Many nights we'd rather heat a can of soup or bake a pizza than make a healthy meal. It's extremely important to eat a well-rounded dinner the night before a long day of skiing or riding. Here are five recipe ideas that provide the right combination of complex and simple carbohydrates, ample protein, and essential "healthy" fat.
Add chicken, shrimp, flank steak, tofu, or tempeh to sautéed red/orange/yellow peppers and onions for mouth-watering fajitas. Choose whole-wheat tortillas and low-fat cheese if desired and complete the wrap with sliced tomato, avocado, cilantro, and fresh-squeezed lime.
Meat or vegetable spaghetti with whole-wheat pasta is an athlete's favorite pre-competition meal. Cook the pasta while sautéing the meat and/or vegetables. Cure meat before adding veggies to the same pan.
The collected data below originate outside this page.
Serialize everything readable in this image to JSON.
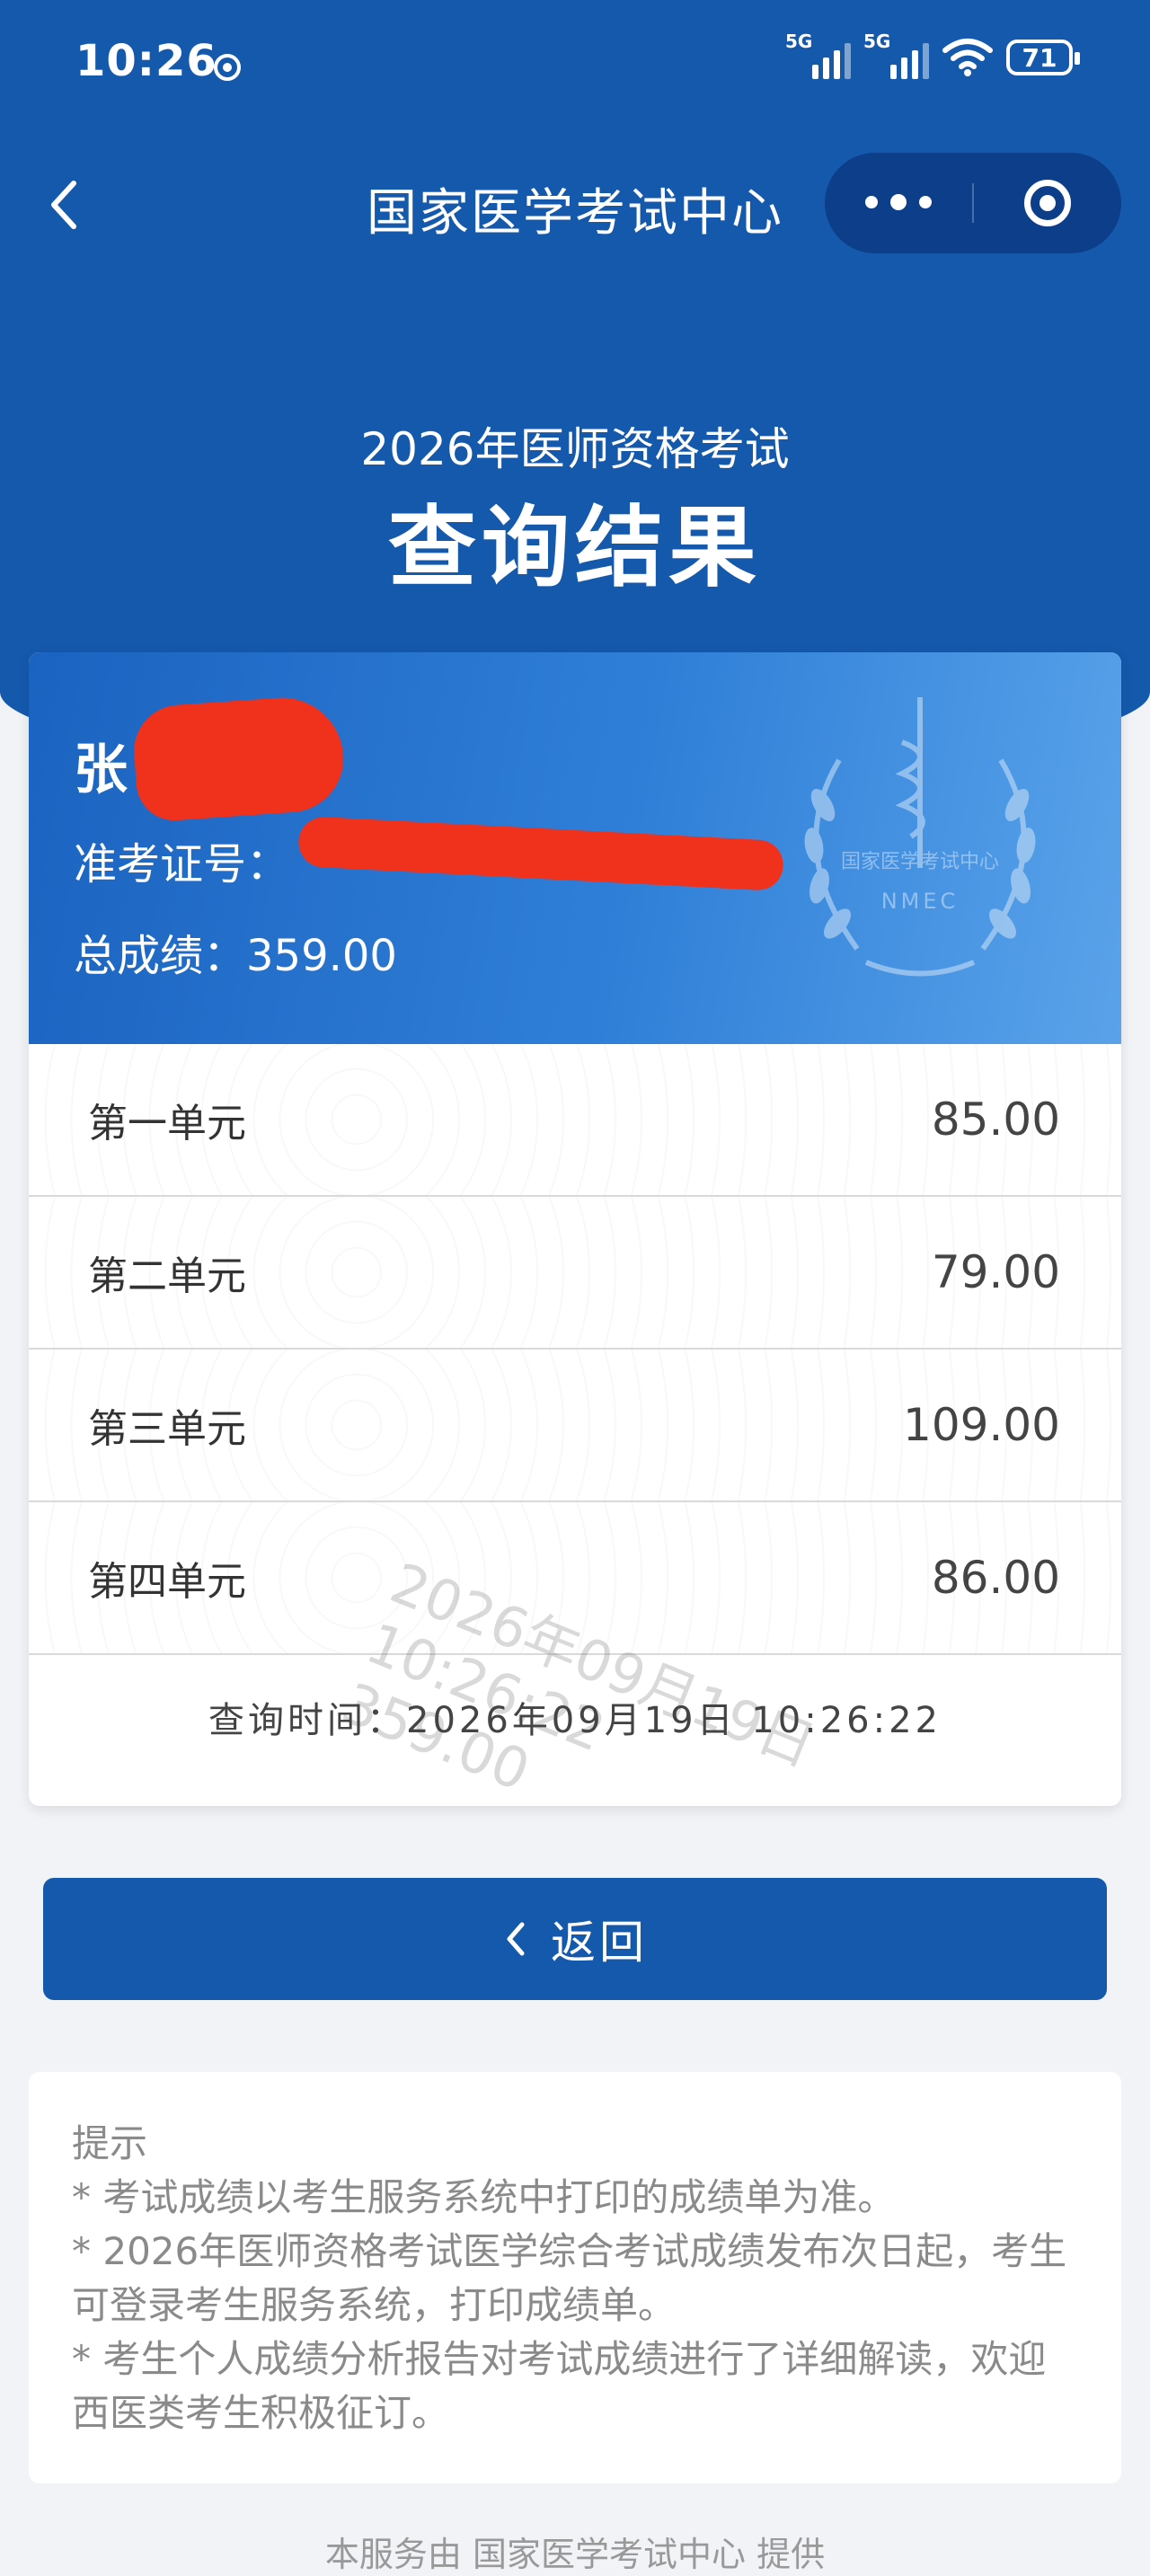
{
  "status": {
    "time": "10:26",
    "signal1": "5G",
    "signal2": "5G",
    "battery": "71"
  },
  "nav": {
    "title": "国家医学考试中心"
  },
  "hero": {
    "subtitle": "2026年医师资格考试",
    "title": "查询结果"
  },
  "candidate": {
    "name": "张",
    "id_label": "准考证号：",
    "total_label": "总成绩：",
    "total_value": "359.00"
  },
  "emblem": {
    "text_cn": "国家医学考试中心",
    "text_en": "NMEC"
  },
  "units": [
    {
      "name": "第一单元",
      "score": "85.00"
    },
    {
      "name": "第二单元",
      "score": "79.00"
    },
    {
      "name": "第三单元",
      "score": "109.00"
    },
    {
      "name": "第四单元",
      "score": "86.00"
    }
  ],
  "watermark": {
    "line1": "2026年09月19日",
    "line2": "10:26:22",
    "line3": "359.00"
  },
  "query": {
    "label": "查询时间：",
    "value": "2026年09月19日 10:26:22"
  },
  "back_button": {
    "label": "返回"
  },
  "notice": {
    "title": "提示",
    "items": [
      "* 考试成绩以考生服务系统中打印的成绩单为准。",
      "* 2026年医师资格考试医学综合考试成绩发布次日起，考生可登录考生服务系统，打印成绩单。",
      "* 考生个人成绩分析报告对考试成绩进行了详细解读，欢迎西医类考生积极征订。"
    ]
  },
  "footer": {
    "text": "本服务由 国家医学考试中心 提供"
  },
  "colors": {
    "primary": "#1559ad",
    "card_gradient_end": "#5aa3ea",
    "redaction": "#f0311c"
  }
}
Choose a natural spaghetti sauce with low sodium. Add a simple salad for a lightening side dish.
Baked chicken or fish with vegetable and rice stir-fry is easy and delicious. Choose a low-sodium stir-fry ready packet, or make your own with light soy sauce, minced garlic and ginger, and cornstarch. Cook the rice and vegetables independently and combine after. Bake chicken or fish with olive or canola oil and choice of spices (easy on the salt) at 350 degrees Fahrenheit for 20 minutes or until cooked through.
Creating an entrée as a salad can be surprisingly filling. Choose dark, leafy lettuce like romaine and combine with spinach or arugula for extra fiber and calcium. Add sliced almonds, canned mandarins, sliced avocado, raisins or dried cranberries, and a small amount of blue cheese crumbles. Top with choice of fish or meat and lightly toss with raspberry vinaigrette. Choose a whole-grain dinner roll for added complex carbohydrates.
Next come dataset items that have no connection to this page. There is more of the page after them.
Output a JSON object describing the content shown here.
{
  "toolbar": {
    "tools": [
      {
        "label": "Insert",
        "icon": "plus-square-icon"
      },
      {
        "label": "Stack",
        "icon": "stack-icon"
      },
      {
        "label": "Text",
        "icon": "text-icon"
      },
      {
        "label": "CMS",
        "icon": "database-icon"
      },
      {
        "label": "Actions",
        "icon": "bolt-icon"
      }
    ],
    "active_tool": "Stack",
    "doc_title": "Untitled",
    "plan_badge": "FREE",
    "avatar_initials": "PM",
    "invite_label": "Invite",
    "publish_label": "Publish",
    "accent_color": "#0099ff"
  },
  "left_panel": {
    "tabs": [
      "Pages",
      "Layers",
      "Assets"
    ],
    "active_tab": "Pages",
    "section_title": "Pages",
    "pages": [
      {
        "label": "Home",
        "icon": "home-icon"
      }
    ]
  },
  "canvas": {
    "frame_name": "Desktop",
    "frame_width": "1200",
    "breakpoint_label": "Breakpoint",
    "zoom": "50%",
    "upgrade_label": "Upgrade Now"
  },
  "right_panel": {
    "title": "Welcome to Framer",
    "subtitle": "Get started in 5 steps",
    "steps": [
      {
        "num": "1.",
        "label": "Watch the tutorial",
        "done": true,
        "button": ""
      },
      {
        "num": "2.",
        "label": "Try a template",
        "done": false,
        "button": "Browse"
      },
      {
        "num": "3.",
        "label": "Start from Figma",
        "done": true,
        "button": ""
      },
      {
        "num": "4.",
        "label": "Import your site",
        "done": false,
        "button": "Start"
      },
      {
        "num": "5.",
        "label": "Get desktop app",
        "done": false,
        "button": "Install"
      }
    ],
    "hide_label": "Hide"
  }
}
Turkey chili provides much needed protein for our muscles. Sauté turkey burger in olive oil until browned. Add desired spices and minced garlic, then onions and peppers. Once soft, add canned tomatoes, black beans, and cream of celery soup. Stir, cover, and simmer for 30-45 minutes. Add frozen edamame and simmer an additional 10 minutes. Spice it up with hot sauce, and get creative by adding more of your favorite vegetables like frozen corn, zucchini, mushrooms, and even jalapenos.
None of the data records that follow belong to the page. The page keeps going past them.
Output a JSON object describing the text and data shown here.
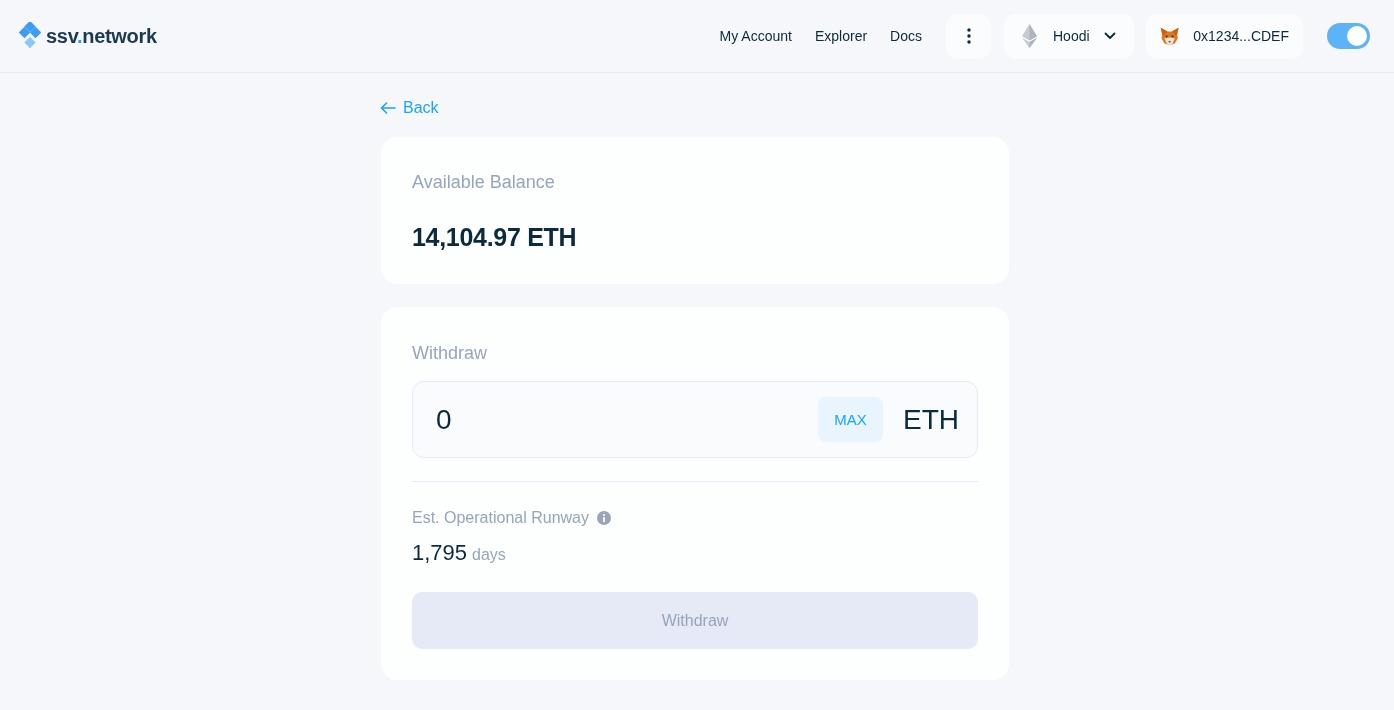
{
  "header": {
    "logo": "ssv.network",
    "nav_links": [
      "My Account",
      "Explorer",
      "Docs"
    ],
    "network_selector": {
      "label": "Hoodi"
    },
    "wallet_button": {
      "address": "0x1234...CDEF"
    },
    "theme_toggle": {
      "on": true
    }
  },
  "back_link": "Back",
  "balance_card": {
    "label": "Available Balance",
    "amount": "14,104.97 ETH"
  },
  "withdraw_card": {
    "title": "Withdraw",
    "amount_field": {
      "value": "0",
      "max_button": "MAX",
      "unit": "ETH"
    },
    "runway": {
      "label": "Est. Operational Runway",
      "value": "1,795",
      "unit": "days"
    },
    "submit_button": {
      "label": "Withdraw",
      "disabled": true
    }
  }
}
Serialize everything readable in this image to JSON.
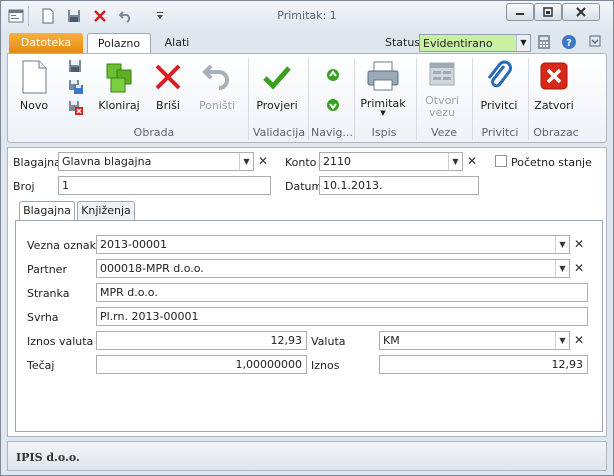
{
  "window": {
    "title": "Primitak: 1"
  },
  "ribbon_tabs": {
    "file": "Datoteka",
    "home": "Polazno",
    "tools": "Alati"
  },
  "status": {
    "label": "Status",
    "value": "Evidentirano"
  },
  "ribbon": {
    "novo": "Novo",
    "kloniraj": "Kloniraj",
    "brisi": "Briši",
    "ponisti": "Poništi",
    "provjeri": "Provjeri",
    "primitak": "Primitak",
    "otvori_vezu": "Otvori vezu",
    "privitci": "Privitci",
    "zatvori": "Zatvori",
    "groups": {
      "obrada": "Obrada",
      "validacija": "Validacija",
      "navig": "Navig...",
      "ispis": "Ispis",
      "veze": "Veze",
      "privitci": "Privitci",
      "obrazac": "Obrazac"
    }
  },
  "header_form": {
    "blagajna_label": "Blagajna",
    "blagajna_value": "Glavna blagajna",
    "konto_label": "Konto",
    "konto_value": "2110",
    "pocetno_label": "Početno stanje",
    "broj_label": "Broj",
    "broj_value": "1",
    "datum_label": "Datum",
    "datum_value": "10.1.2013."
  },
  "subtabs": {
    "blagajna": "Blagajna",
    "knjizenja": "Knjiženja"
  },
  "detail": {
    "vezna_label": "Vezna oznaka",
    "vezna_value": "2013-00001",
    "partner_label": "Partner",
    "partner_value": "000018-MPR d.o.o.",
    "stranka_label": "Stranka",
    "stranka_value": "MPR d.o.o.",
    "svrha_label": "Svrha",
    "svrha_value": "Pl.rn. 2013-00001",
    "iznos_valuta_label": "Iznos valuta",
    "iznos_valuta_value": "12,93",
    "valuta_label": "Valuta",
    "valuta_value": "KM",
    "tecaj_label": "Tečaj",
    "tecaj_value": "1,00000000",
    "iznos_label": "Iznos",
    "iznos_value": "12,93"
  },
  "footer": {
    "company": "IPIS d.o.o."
  }
}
Be prepared to eat well and fuel your body with plenty of water. Hydrating your body is just as or more important as consuming nutritious calories. When skiing at altitude your muscles need even more water than usual. Plan on drinking 40-50 ounces of water each day. Every time you have the opportunity to drink water, do it. Before you leave the hotel, house, or condo, at restaurants and water stations on the mountain, and especially after skiing.
"I got altitude sickness when I skied in Colorado one weekend, and I thought I was going to die," recalls Grant Conner of Philadelphia, Pa. "I made sure to eat well, but totally disregarded drinking water. It took much longer to recover from being dehydrated than not eating. I'll never do either again."
Don't skip a meal before a long day, and don't dehydrate yourself. You'll pay for it by skipping runs at the end of the day, or missing days by the end of your ski trip.